The defining feature of Zheng Shan Xiao Zhong is the drying, which is done with pinewood smoke. Most tea scholars agree that this began because the houses in Tongmu Village (桐木村
), the area where this tea is produced, were traditionally built alongside small roads in the mountains with little space surrounding them. For this reason, the locals learned to wither the tea in lofts above their living spaces. There are pine forests all around, so of course, these villagers would cook all their food, heat their water for drinking and bathing, and warm their homes with pine fires. The smoke from their daily lives would then drift up through the rafters to the tea that was withering in the lofts above. Tea is very sensitive to aromas, and will absorb whatever is around it. In Yunnan, camphor trees were often planted near tea trees and the tea tastes of camphor as a result. Tea leaves are also scented with flowers in the same way. As a result of this, Zheng Shan Xiao Zhong developed a smoky flavor, which was surprisingly appreciated by the market, including Western tea drinkers. After commercial production began, the tea was processed in a building called a “qing lou (青楼
),” a three- or four-story building with a large fireplace for smoking.

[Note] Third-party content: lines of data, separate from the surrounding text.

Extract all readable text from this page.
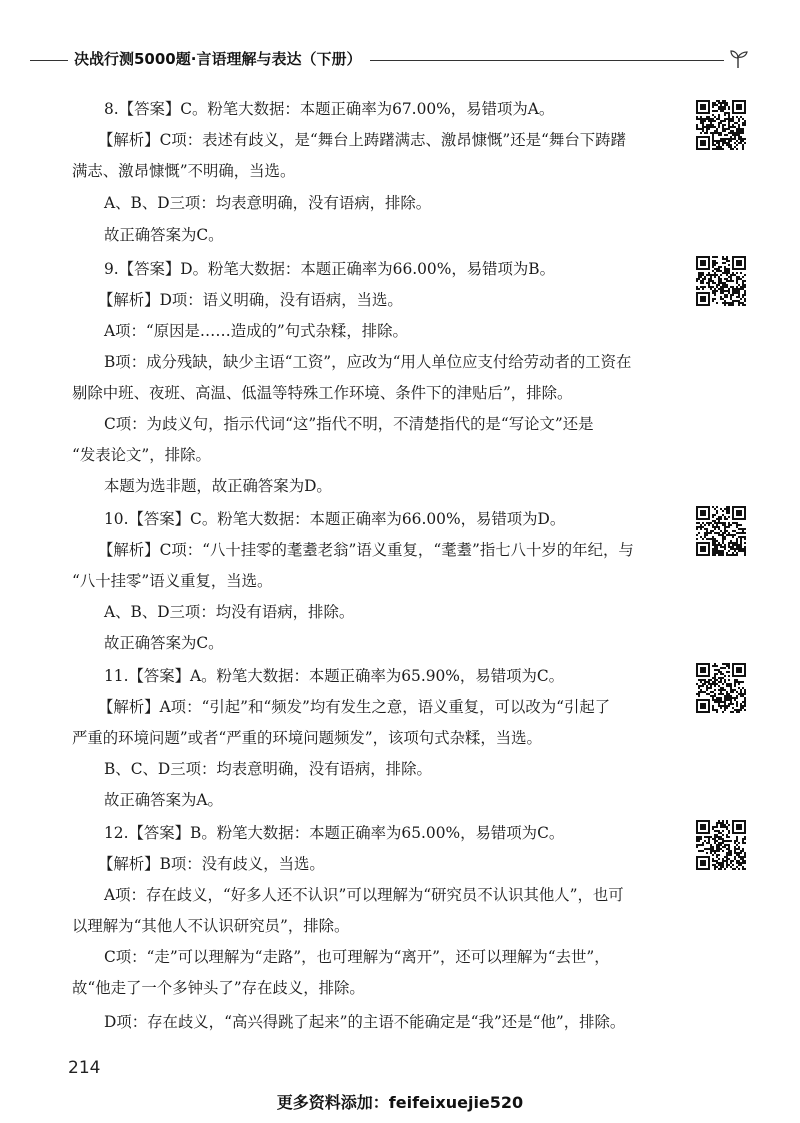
决战行测5000题·言语理解与表达（下册）
8.【答案】C。粉笔大数据：本题正确率为67.00%，易错项为A。
【解析】C项：表述有歧义，是“舞台上踌躇满志、激昂慷慨”还是“舞台下踌躇
满志、激昂慷慨”不明确，当选。
A、B、D三项：均表意明确，没有语病，排除。
故正确答案为C。
9.【答案】D。粉笔大数据：本题正确率为66.00%，易错项为B。
【解析】D项：语义明确，没有语病，当选。
A项：“原因是……造成的”句式杂糅，排除。
B项：成分残缺，缺少主语“工资”，应改为“用人单位应支付给劳动者的工资在
剔除中班、夜班、高温、低温等特殊工作环境、条件下的津贴后”，排除。
C项：为歧义句，指示代词“这”指代不明，不清楚指代的是“写论文”还是
“发表论文”，排除。
本题为选非题，故正确答案为D。
10.【答案】C。粉笔大数据：本题正确率为66.00%，易错项为D。
【解析】C项：“八十挂零的耄耋老翁”语义重复，“耄耋”指七八十岁的年纪，与
“八十挂零”语义重复，当选。
A、B、D三项：均没有语病，排除。
故正确答案为C。
11.【答案】A。粉笔大数据：本题正确率为65.90%，易错项为C。
【解析】A项：“引起”和“频发”均有发生之意，语义重复，可以改为“引起了
严重的环境问题”或者“严重的环境问题频发”，该项句式杂糅，当选。
B、C、D三项：均表意明确，没有语病，排除。
故正确答案为A。
12.【答案】B。粉笔大数据：本题正确率为65.00%，易错项为C。
【解析】B项：没有歧义，当选。
A项：存在歧义，“好多人还不认识”可以理解为“研究员不认识其他人”，也可
以理解为“其他人不认识研究员”，排除。
C项：“走”可以理解为“走路”，也可理解为“离开”，还可以理解为“去世”，
故“他走了一个多钟头了”存在歧义，排除。
D项：存在歧义，“高兴得跳了起来”的主语不能确定是“我”还是“他”，排除。
214
更多资料添加：feifeixuejie520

A lot of Xiao Zhong is smoked in ovens these days, or very casually, and not made in the traditional way. The highest grades, however, are still processed by hand in the old ways. Our tea comes from an organic farm with seed-propagated trees and was completely processed by hand. Such high grades of Xiao Zhong are amongst the most expensive teas produced in the world. Only aged teas rival it. For that reason, we thought we wouldn’t be able to get a nice version to share in an affordable expansion pack. Very generously, the farmer agreed to donate more than half the cost for this amazing tea so we could all get the chance to drink more gongfu red tea this month.
Red tea production probably came to Yixing from Qimen in the late nineteenth or early twentieth century. There were already many kinds of green tea produced in the area, so using bud sets to make red tea was a natural shift. Most local potters drink Yixing gongfu red tea over and over all day, rarely sampling any other tea. Our tea offered here is from a wild, organic farm up in the hills beyond some of the other gardens and plantations. Since it is wild, it is bolder and far less delicate than most Yixing red tea, but also much more unique, offering a depth of forest that the tea you drink in local shops over teapot discussions will never have.